Monday, Jul. 18, 1938
Bound 'Round
With 1,500 gallons of gas in the tanks, America's most purposeful playboy, Howard Hughes, at the controls, and a wad of gum on her tail for luck, a silver Lockheed monoplane roared up off Floyd Bennett Field, Long Island, one hot evening this week. The New York World's Fair 1939 was bound for Paris with a crew of four--Navigator Harry P. M. Connor, veteran of Captain Erroll Boyd's Montreal-London hop in 1930; Navigator Lieut.
Thomas L. Thurlow, lent for the flight by the U. S. Army; Flight Engineer Edward Lund, and Radio Engineer Richard Stoddart. Flier Hughes was guided by the most reassuring set of flying gadgets ever packed into a private airplane. Kept on his course by a homing radio compass, another taking bearings from ships at sea, and a new periscopic drift indicator perfected by Lieutenant Thurlow, Flier Hughes let a gyro-pilot do most of the flying, chatted every half hour or so over a powerful radio transmitter to a base at the New York World's Fair that was using a towering trylon of that future exhibition for an antenna.
Averaging 218 miles an hour Pilot Hughes flew the Lindbergh route as it never had been flown before. When Manhattan went to bed he was veering off Newfoundland. When it rose for breakfast he was over Ireland. Before lunch the radio reported him in at Le Bourget Field, 3,641 miles away in Paris, 16 hours, 35 minutes after his takeoff, more than twice as fast as Lindbergh's time, 33 hours, 30 minutes.
Ostensible purpose of the Hughes Flight was to bid foreign aviators to come to the New York World's Fair, to which Hughes is aeronautical adviser.

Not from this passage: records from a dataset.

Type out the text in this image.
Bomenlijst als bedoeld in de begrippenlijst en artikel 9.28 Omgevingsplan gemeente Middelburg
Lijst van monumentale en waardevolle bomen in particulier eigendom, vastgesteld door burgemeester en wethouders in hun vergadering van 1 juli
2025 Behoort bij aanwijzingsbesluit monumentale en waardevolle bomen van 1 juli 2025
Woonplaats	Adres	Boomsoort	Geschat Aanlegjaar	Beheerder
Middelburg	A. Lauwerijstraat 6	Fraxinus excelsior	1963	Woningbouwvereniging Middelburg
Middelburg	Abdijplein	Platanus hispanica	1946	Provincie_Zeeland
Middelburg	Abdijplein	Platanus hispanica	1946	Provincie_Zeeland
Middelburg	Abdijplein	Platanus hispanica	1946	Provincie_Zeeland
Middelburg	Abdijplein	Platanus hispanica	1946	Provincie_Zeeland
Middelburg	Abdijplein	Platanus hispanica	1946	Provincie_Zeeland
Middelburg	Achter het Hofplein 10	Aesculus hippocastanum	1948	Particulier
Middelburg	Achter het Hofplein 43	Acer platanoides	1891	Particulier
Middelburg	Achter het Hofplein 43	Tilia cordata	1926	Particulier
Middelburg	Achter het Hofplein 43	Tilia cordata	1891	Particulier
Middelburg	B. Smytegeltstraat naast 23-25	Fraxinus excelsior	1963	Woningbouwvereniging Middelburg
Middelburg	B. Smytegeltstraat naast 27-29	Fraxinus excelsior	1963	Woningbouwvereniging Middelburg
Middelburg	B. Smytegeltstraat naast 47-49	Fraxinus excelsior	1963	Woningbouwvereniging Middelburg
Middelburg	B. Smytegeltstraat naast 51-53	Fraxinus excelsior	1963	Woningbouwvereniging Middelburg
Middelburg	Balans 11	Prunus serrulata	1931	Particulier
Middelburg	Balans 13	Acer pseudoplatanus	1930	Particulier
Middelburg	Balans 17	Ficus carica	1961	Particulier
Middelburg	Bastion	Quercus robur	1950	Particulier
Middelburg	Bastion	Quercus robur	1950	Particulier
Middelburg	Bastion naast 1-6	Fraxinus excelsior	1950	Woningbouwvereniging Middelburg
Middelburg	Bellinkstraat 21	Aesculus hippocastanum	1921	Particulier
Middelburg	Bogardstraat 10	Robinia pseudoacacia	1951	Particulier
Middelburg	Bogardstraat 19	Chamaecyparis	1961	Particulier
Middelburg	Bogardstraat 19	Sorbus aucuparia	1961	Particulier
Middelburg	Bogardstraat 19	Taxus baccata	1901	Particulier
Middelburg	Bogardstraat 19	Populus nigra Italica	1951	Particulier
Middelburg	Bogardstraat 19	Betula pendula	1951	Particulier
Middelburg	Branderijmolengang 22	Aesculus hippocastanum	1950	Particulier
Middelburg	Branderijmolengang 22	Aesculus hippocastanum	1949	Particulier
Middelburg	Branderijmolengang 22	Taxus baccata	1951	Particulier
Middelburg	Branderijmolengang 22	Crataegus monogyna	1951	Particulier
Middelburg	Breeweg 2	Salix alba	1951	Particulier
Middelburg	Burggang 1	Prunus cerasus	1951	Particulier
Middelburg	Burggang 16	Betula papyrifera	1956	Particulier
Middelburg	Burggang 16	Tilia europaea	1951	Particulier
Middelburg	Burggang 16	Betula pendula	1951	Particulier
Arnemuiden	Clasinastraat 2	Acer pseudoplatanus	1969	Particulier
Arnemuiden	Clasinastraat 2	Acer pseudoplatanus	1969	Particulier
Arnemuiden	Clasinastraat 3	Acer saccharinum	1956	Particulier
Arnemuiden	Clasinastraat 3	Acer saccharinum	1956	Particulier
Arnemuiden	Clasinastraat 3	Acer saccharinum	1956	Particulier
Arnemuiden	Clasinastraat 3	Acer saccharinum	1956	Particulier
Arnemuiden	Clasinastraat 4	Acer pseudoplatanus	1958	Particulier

But most people knew that Howard Hughes had for months been planning a world flight, and some of them knew that what kept him from starting off long ago was Governmental unwillingness to let him fly into curious foreign lands with new and strictly U. S. flying instruments. Another stumbling block was the unwillingness of foreign lands to let anyone fly over with cameras possibly spotting military secrets. But eight hours after he blew into Le Bourget, Howard Hughes was aloft again with a jounce that rattled his landing gear. Soon he was flying discreetly high and fast over Germany, aiming for Moscow, then on around the world.